Tal vez eso sí llegue a inquietar de verdad. Porque nos mueve, aunque solo sea mental o emocionalmente. Me pregunto si este movimiento o desplazamiento propiciado por la pintura, la lectura o cualquier otra forma de expresión artística puede ser sustituido por algún otro aprendizaje menos sensorial. Quiero decir, si se aprende de la misma manera lo que nos muestran empíricamente a través de un razonamiento lógico que lo que nos conmueve. A veces el aprendizaje consiste únicamente en dar un nuevo significado a una imagen o una experiencia, con lo que éstas pueden relacionarse con otras y encajar con frases más largas, y así hacer más rica y más llena de matices la historia que nos da sentido a nosotros mismos.

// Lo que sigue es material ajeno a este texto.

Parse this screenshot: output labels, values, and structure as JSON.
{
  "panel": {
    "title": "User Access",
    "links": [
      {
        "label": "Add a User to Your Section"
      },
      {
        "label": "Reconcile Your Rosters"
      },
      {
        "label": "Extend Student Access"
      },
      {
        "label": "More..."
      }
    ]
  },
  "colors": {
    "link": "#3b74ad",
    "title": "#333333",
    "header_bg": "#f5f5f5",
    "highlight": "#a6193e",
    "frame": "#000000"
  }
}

Las mujeres de algunos cuadros de Maise Corral recuerdan a bailarinas de las películas del Hollywood de los años cincuenta. Pienso que en esto comparte también algún rasgo con el trabajo de Sonia Pulido, pero las mujeres de la ilustradora son más vitales, más enérgicas y están más decididas a agitarnos. A Maise Corral le incomoda un poco que le pregunten por qué le interesa esa época. No le gusta hablar sobre sus cuadros, en los que ya ha dejado dicho todo lo que pretendía comunicar. Pero consigo oírle contar que a su padre le encantaba hacer fotografías y que su madre era su modelo constante. Así sé que nos lleva a ese momento en que sus padres eran jóvenes y felices, un tiempo que quizás ella no conoció –como muchos de los hijos no conocimos en nuestros progenitores– y que siempre supone un misterio. La nostalgia, etimológicamente, es el dolor por la imposibilidad de regresar al lugar al que pertenecemos. Maise Corral detiene un momento exacto y fugaz al que es imposible regresar en realidad, de ahí esa pátina melancólica que tan habitualmente se señala en su obra. Aunque abundan las posiciones contemplativas, en la mayoría de los casos, las figuras humanas –o la parte que nos permite ver– están realizando algún movimiento: imposible, engañoso, lo sabemos, aunque para nosotros se convierta en un símbolo que nos traslada a una situación que efectivamente vivimos.

La pintora subraya, además, la exactitud del movimiento o del momento con otro detalle que me parece trascendente en sus pinturas: las sombras. No le importa que se conviertan en protagonistas, como si volviera a sentarnos en la caverna platónica y nos dijera que lo que vemos es tan solo un efecto óptico, la traslación a través de la luz de lo que realmente está sucediendo fuera. Por eso no importa si sólo se nos presentan los pies o no acabamos de ver los rostros, al fin y al cabo, únicamente son las sombras de algo más verdadero que está en otro lugar y tal vez en otro tiempo. Un tiempo que nos engaña, como nos engaña la luz que recibimos y que procede de un sol que ya no existe, que ya no puede ser el mismo que era en el momento en que la luz que nos llega ahora se desprendió de él, hace tantos años-luz.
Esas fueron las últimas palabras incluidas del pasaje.